Plaintiff sets forth a state law claim against Defendant Ellis for negligence. Pursuant to 28 U.S.C. § 1367(a), in any civil action in which the district court has original jurisdiction, the district court "shall have supplemental jurisdiction over all other claims in the action within such original jurisdiction that they form part of the same case or controversy under Article III," except as provided in subsections (b) and (c). "[O]nce judicial power exists under § 1367(a), retention of supplemental jurisdiction over state law claims is discretionary." Acri v. Varian Assoc., Inc., 114 F.3d 999, 1000 (9th Cir. 1997). "The district court may decline to exercise supplemental jurisdiction over a claim under subsection (a) if . . . the district court has dismissed all claims over which it has original jurisdiction." 28 U.S.C. § 1367 (c)(3). The Supreme Court has cautioned that "if the federal claims are dismissed before trial, . . . the state claims should be dismissed as well." United Mine Workers of America v. Gibbs, 383 U.S. 715, 726 (1966).

Plaintiff is cautioned that, should his Eight Amendment claim be dismissed, or judgment be entered against Plaintiff on his Eighth Amendment claim, the court may decline to exercise jurisdiction over his state law claim. The court therefore reserves discretion to decline to exercise supplemental jurisdiction should Plaintiff's Eighth Amendment claim be dismissed or judgment be entered against Plaintiff on his claim.

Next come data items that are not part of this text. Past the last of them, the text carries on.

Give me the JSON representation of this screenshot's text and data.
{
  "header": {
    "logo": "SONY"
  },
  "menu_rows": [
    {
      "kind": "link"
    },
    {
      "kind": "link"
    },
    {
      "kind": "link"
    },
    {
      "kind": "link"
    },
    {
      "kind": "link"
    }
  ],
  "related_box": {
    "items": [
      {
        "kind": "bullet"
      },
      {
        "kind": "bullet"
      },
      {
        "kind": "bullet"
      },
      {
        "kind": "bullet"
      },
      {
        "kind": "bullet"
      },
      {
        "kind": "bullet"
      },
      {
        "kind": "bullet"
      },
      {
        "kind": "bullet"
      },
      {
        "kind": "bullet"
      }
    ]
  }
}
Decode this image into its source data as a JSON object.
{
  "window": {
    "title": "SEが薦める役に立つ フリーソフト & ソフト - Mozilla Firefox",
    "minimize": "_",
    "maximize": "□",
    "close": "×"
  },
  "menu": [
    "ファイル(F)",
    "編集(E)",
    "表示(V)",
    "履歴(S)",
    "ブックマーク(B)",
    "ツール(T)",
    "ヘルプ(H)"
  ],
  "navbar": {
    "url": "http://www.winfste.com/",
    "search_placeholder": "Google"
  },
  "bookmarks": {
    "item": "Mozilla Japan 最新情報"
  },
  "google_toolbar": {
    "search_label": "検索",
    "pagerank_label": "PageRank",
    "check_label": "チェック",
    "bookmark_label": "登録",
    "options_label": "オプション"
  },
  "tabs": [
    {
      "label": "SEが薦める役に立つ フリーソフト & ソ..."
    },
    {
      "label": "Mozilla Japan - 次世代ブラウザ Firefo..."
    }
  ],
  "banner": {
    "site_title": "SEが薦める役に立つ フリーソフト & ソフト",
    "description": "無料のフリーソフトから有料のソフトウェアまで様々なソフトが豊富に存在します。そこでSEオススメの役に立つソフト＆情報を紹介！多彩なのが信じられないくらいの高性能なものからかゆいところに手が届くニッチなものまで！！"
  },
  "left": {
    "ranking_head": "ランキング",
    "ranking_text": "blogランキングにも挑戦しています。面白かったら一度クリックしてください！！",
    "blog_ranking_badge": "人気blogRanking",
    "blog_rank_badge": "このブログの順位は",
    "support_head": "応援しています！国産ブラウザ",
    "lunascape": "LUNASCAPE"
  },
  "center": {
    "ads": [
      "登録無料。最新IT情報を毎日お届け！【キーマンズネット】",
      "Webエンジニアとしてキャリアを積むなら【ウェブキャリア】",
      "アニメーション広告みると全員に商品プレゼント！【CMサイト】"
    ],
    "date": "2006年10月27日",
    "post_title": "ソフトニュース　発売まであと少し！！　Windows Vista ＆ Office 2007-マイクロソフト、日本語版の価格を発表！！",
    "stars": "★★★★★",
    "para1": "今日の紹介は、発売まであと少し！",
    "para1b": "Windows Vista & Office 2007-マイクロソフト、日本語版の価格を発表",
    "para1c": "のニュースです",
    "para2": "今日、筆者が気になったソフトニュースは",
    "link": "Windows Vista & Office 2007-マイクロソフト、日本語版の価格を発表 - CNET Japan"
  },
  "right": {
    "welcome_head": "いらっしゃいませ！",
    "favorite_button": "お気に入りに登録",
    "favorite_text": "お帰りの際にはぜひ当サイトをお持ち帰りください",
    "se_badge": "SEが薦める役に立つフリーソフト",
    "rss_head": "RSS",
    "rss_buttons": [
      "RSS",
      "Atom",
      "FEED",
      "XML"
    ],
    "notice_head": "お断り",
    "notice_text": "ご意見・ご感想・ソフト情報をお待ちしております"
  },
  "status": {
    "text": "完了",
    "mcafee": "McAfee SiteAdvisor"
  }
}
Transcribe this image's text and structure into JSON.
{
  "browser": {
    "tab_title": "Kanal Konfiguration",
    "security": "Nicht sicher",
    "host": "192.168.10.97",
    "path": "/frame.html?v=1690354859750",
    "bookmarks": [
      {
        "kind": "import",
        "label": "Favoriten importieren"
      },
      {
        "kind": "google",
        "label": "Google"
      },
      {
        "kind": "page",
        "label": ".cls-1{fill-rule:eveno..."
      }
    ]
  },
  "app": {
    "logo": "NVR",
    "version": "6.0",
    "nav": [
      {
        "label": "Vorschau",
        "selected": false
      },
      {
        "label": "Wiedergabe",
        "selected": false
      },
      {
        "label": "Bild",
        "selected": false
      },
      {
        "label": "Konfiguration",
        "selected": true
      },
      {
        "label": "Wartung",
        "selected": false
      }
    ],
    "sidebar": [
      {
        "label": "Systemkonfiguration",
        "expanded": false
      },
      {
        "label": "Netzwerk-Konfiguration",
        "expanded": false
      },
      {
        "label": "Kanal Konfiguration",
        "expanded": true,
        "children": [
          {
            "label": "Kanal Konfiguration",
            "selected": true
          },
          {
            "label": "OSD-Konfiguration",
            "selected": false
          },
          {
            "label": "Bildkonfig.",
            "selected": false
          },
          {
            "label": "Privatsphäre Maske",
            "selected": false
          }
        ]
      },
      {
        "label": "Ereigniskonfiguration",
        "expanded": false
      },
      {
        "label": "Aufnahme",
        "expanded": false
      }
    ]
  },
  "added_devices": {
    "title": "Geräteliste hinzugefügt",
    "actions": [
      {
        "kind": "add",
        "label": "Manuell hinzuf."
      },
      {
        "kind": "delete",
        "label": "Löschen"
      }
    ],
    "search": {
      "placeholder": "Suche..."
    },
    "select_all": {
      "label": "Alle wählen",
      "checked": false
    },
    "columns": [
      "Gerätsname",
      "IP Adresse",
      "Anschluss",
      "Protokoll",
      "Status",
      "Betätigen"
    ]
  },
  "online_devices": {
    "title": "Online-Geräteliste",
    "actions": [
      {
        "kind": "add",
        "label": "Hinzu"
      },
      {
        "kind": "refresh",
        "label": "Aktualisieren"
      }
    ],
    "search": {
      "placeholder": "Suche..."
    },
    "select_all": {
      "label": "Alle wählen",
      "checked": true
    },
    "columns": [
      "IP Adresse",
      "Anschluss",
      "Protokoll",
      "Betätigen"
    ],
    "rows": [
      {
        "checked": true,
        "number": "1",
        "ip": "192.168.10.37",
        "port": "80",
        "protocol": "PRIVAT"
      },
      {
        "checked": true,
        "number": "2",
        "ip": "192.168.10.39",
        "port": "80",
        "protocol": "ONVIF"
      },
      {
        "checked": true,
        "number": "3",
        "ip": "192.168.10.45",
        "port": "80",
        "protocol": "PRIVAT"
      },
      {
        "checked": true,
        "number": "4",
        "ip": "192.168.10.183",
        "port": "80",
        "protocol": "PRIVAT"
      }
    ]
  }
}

IV. Conclusion and Recommendation

The Court finds that Plaintiff's first amended complaint states claims under section 1983 against Defendant Ellis for failure to protect Plaintiff in violation of the Eighth Amendment. Plaintiff fails to state a claim against the supervisory defendants. Plaintiff has been advised of the deficiencies and has had an opportunity to amend the complaint. Accordingly, the Court recommends that further leave to amend not be granted, and this action be ordered to proceed only on those claims identified herein as cognizable. Noll v. Carlson, 809 F.2d 1446, 1448-49 (9th Cir. 1987).

For the reasons set forth herein, the Court HEREBY RECOMMENDS that:

1. This action proceed as one for money damages on Plaintiff's first amended complaint, filed July 20, 2010, against Defendant Ellis for failure to protect plaintiff in violation of the Eighth Amendment.

2. Plaintiff's supervisory liability claims be dismissed.

3. Defendants Vasquez and Robles be dismissed.

These Findings and Recommendations will be submitted to the United States District Judge assigned to the case, pursuant to the provisions of Title 28 U.S.C. § 636(b)(l). Within thirty (30) days after being served with these Findings and Recommendations, Plaintiff may file written objections with the Court. The document should be captioned "Objections to Magistrate Judge's Findings and Recommendations." Plaintiff is advised that failure to file objections within the specified time may waive the right to appeal the District Court's order. Martinez v. Ylst, 951 F.2d 1153 (9th Cir. 1991).